Калеб ощутил незримую руку.
Мой отец имеет к этому отношение?
Хеннеман проигнорировал вопрос.
Нужны люди на крыше и по периметру и два взвода внутри. Как поняли? Больше никто не входит. Как ты это выполнишь, тебе решать.
Ужасные слова. И неизбежные. Люди сделают все, чтобы выжить.
67
Майкл и Грир подобрали первых выживших к северу от Розенберга, троих солдат. Ошеломленных, оголодавших, с пустыми карабинами и пистолетами.

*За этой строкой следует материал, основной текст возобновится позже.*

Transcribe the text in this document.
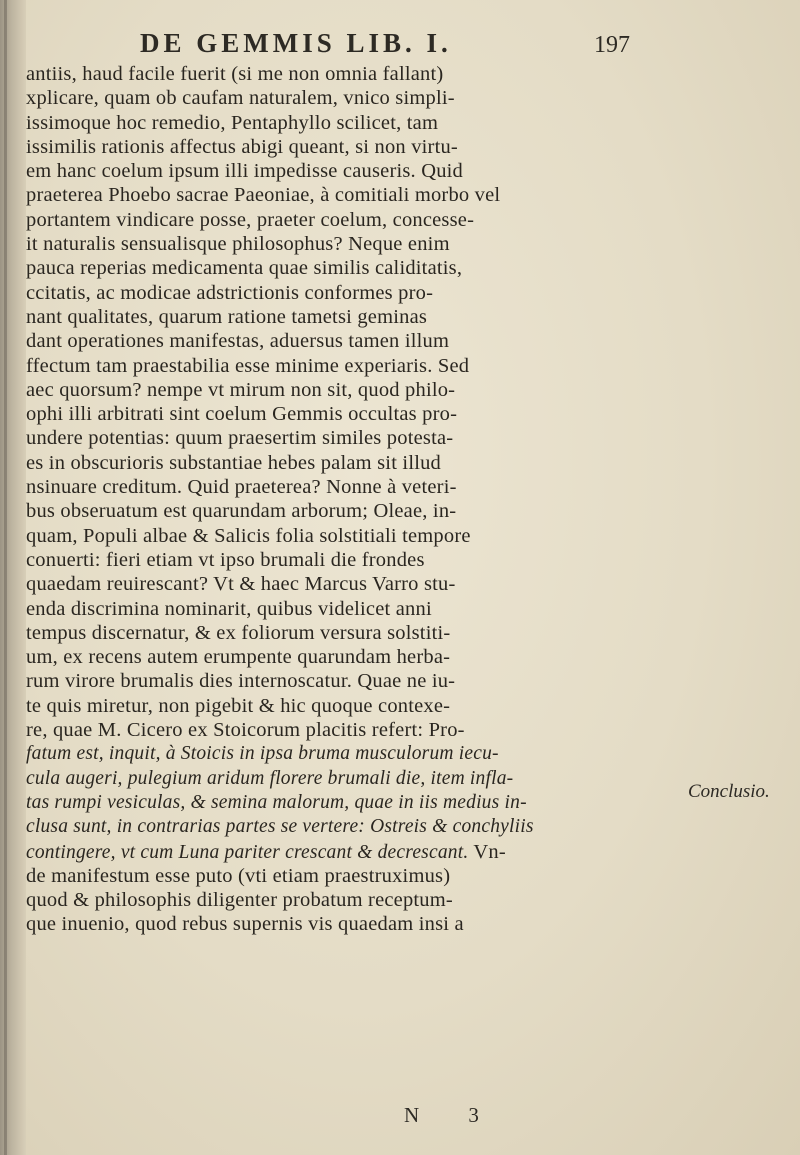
DE GEMMIS LIB. I.	197
antiis, haud facile fuerit (si me non omnia fallant)
xplicare, quam ob caufam naturalem, vnico simpli-
issimoque hoc remedio, Pentaphyllo scilicet, tam
issimilis rationis affectus abigi queant, si non virtu-
em hanc coelum ipsum illi impedisse causeris. Quid
praeterea Phoebo sacrae Paeoniae, à comitiali morbo vel
portantem vindicare posse, praeter coelum, concesse-
it naturalis sensualisque philosophus? Neque enim
pauca reperias medicamenta quae similis caliditatis,
ccitatis, ac modicae adstrictionis conformes pro-
nant qualitates, quarum ratione tametsi geminas
dant operationes manifestas, aduersus tamen illum
ffectum tam praestabilia esse minime experiaris. Sed
aec quorsum? nempe vt mirum non sit, quod philo-
ophi illi arbitrati sint coelum Gemmis occultas pro-
undere potentias: quum praesertim similes potesta-
es in obscurioris substantiae hebes palam sit illud
nsinuare creditum. Quid praeterea? Nonne à veteri-
bus obseruatum est quarundam arborum; Oleae, in-
quam, Populi albae & Salicis folia solstitiali tempore
conuerti: fieri etiam vt ipso brumali die frondes
quaedam reuirescant? Vt & haec Marcus Varro stu-
enda discrimina nominarit, quibus videlicet anni
tempus discernatur, & ex foliorum versura solstiti-
um, ex recens autem erumpente quarundam herba-
rum virore brumalis dies internoscatur. Quae ne iu-
te quis miretur, non pigebit & hic quoque contexe-
re, quae M. Cicero ex Stoicorum placitis refert: Pro-
fatum est, inquit, à Stoicis in ipsa bruma musculorum iecu-
cula augeri, pulegium aridum florere brumali die, item infla-
tas rumpi vesiculas, & semina malorum, quae in iis medius in-
clusa sunt, in contrarias partes se vertere: Ostreis & conchyliis
contingere, vt cum Luna pariter crescant & decrescant. Vn-
de manifestum esse puto (vti etiam praestruximus)
quod & philosophis diligenter probatum receptum-
que inuenio, quod rebus supernis vis quaedam insi a
Conclusio.
N 3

Зараженные напали на казарму две ночи назад, сказали они, пронеслись, как торнадо, разрушая всемашины, снаряжение, генераторы, срывая крыши из кровельного железа с домов, как крышки с консервных банок с ключом.
Были и другие. Женщина, одна из девочек Данка, чьи черные волосы наполовину поседели. Она шла по дороге, босиком, а ее туфли с высоким каблуком болтались у нее в пальцах. Рассказала, как спряталась в насосной. Двое мужчин из телеграфной бригады. Нефтяник по прозвищу Домкрат, Майкл помнил его еще по заводу, сидевший на обочине, скрестив ноги и чертя что-то на земле шестидюймовым лезвием ножа и что-то неразборчиво бормоча. Его лицо было белым от пыли, комбинезончерным от засохшей крови, но не его собственной. Все молча садились в кузов машины, даже не спрашивая, куда они едут.
Самые везучие люди на планете, а они даже не понимают этого, сказал Майкл.
Грир смотрел на проносящиеся мимо них холмы. Сухой кустарник сменился прибрежной растительностью, более густой. Последние двадцать четыре часа было столько дел, что он забыл о боли, но теперь, в тишине и роящихся в его голове мыслях, она вернулась с новой силой. Постоянная тошнота, несильная, скручивала живот, слюна стала густой и с медным привкусом, мочевой пузырь распирало. Когда они остановились, чтобы подобрать женщину, Грир отошел в сторону в надежде отлить, но смог выдавить из себя лишь жалкую струйку алого цвета.
К югу от Розенберга они свернули на восток, к судоходному каналу. Позади машины взлетали брызги грязной воды, каждый прыжок машины на разбитой дороге отдавался внутри него болью. Гриру очень хотелось пить, чтобы хотя бы избавиться от мерзкого вкуса во рту, но когда Майкл достал из-под сиденья фляжку, сделал хороший глоток и предложил ему, все это время смотревшему в лобовое стекло, Грир отмахнулся. Майкл искоса глянул на него. Ты уверен? И, видимо, что-то понял. Или заподозрил. Но Грир ничего не ответил. Майкл пожал плечами, зажал флягу между колен и закрыл крышку одной рукой.
Воздух внутри машины стал другим, а затем изменилось и небо. Они приближались к каналу.
Какого хрена, я только что отсюда, сказала женщина.
Еще пять миль, и показался въезд на док. Пластырь и его люди стояли в узком месте. Поперек прохода была натянута режущая проволока. Машина остановилась, и Пластырь подошел к окну Майкла.
Не ждал тебя так скоро.
Что Лора говорит?
Ничего хорошего. По крайней мере, их здесь еще не было.
Он глянул в кузов.
Друзей привез, как я погляжу.
Где она?
На корабле, небось. Рэнд говорит, она там уже всех до белой горячки довела.
Майкл повернулся к пассажирам.
Вы трое, выходите, сказал он солдатам.
Они неверяще поглядели на него.
И что ты от нас хочешь? спросил старший по званию, капрал, с пустыми, как у коровы, глазами и пухлым лицом пятнадцатилетнего подростка.
Не знаю, сухо сказал Майкл. Служили? Стрелять доводилось?
Сказал же, патронов нет.
Пластырь?
Тот кивнул.
Все улажу.
Это Пластырь, сказал Майкл солдатам. Ваш новый командир.
Солдаты непонимающе переглянулись.
Вы, ребята, типа, преступники? спросил один из них.
Тебе сейчас не наплевать, честно?
Давайте уже, сказал Пластырь. Будьте хорошими парнями и слушайте, что он вам сказал.
Солдаты вопросительно переглянулись и вылезли из кузова. Как только Пластырь и его помощники отодвинули барьер, Майкл дал газу и быстро поехал по дороге. Рэнд встретил их у ангара, голый по пояс и обливающийся потом, с обмотанной грязной тряпкой головой.
На каком мы этапе? спросил Майкл, вылезая из машины. Док затопили?
Есть проблема. Лора нашла еще один дефектный участок. Ржавчина по всему листу.